È dunque possibile pensare a un’edizione critica definitiva di quest’opera?
Ci lavoro, volevo prepararla per questa produzione ma mi è mancato il tempo per raccogliere tutte le fonti e metterle insieme. Tra la composizione delle mie opere e la preparazione dei concerti futuri, ci vogliono almeno tre anni per un lavoro del genere, anche se ho tutto il materiale pronto.

Torniamo alla “versione Gunsbourg”, eseguita a Monte-Carlo nel 1904, che è stata per anni considerata quella definitiva, anche perché annoverava il famoso Settimino e la celebre aria di Dappertutto “Scintille, diamant”. Crede tale versione ormai superata alla luce dell’ulteriore materiale musicale reperito nel castello di Cormatin, dove risiedeva Gunsbourg?
Come ho spiegato sopra, Gunsbourg e Guiraud sono i due amici di Offenbach che hanno fatto il lavoro più onesto, e con il tempo provvederò a dimostrare che, infatti, non c’è bisogno di inventare “nuovi” Contes, perché non esistono. A Cormatin c’era il materiale che Gunsbourg aveva scritto ma non utilizzato per completare l’opera. Ma aveva deciso lui di non aggiungerlo, perché sapeva che avrebbe corrotto troppo l’opera originale. Peccato che lui non abbia bruciato queste pagine.

Lei ha un legame assai consolidato con le grandi orchestre austriache e i teatri tedeschi. Vuole parlarci del diverso approccio organizzativo e di pensiero del “metodo” di lavoro tedesco rispetto a quello italiano?
Questo è una domanda molto ampia, potrebbe essere tema per un’intera intervista! Diciamo, in poche parole, che la differenza è quella tra teatro di repertorio, dove si fanno tra venti e sessanta opere diverse all’anno, e un teatro tipo italiano o francese.

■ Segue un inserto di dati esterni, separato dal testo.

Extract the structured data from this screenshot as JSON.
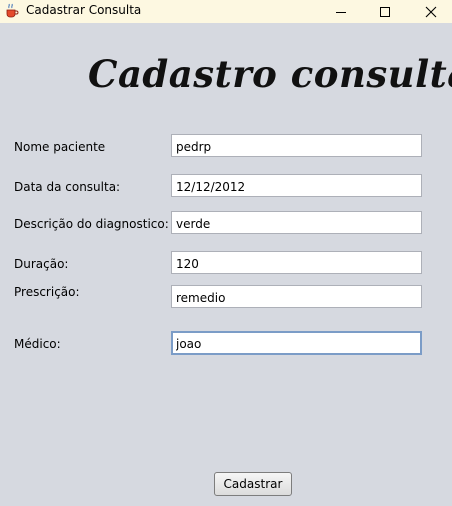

Ciascuno ha i suoi “pro” e “contro”.

Apriamo l’importante capitolo legato alla sua attività di compositore. Ci vuole presentare in breve le diverse opere per il teatro musicale del quale è autore?
Ho scritto sette opere, diciamo che le prime quattro erano “studi”, o prove. Poi ho scritto Cime tempestose (Wuthering Heights), registrato a Valencia, le cui arie sono state cantate da quattro grandi soprani: Dessay, Netrebko, Peretyatko (che ha registrato tutto il ruolo) e Damrau, che ha incluso “Vocalise” nel suo album per Erato. Poi il Monte Cristo che mi ha chiesto Domingo per la Los Angeles Opera, e che fra poco registreremo, e ho completato un Bel Indifferent sul testo di Cocteau, scritto per Édith Piaf, che verrà anche registrato alla Fenice di Venezia. Di più, sto preparando altri tre progetti, opere, una commedia musicale e un’“opera-balletto”. Ho anche scritto oltre settanta mélodies diverse. Dunque la voce è al centro delle mie composizioni.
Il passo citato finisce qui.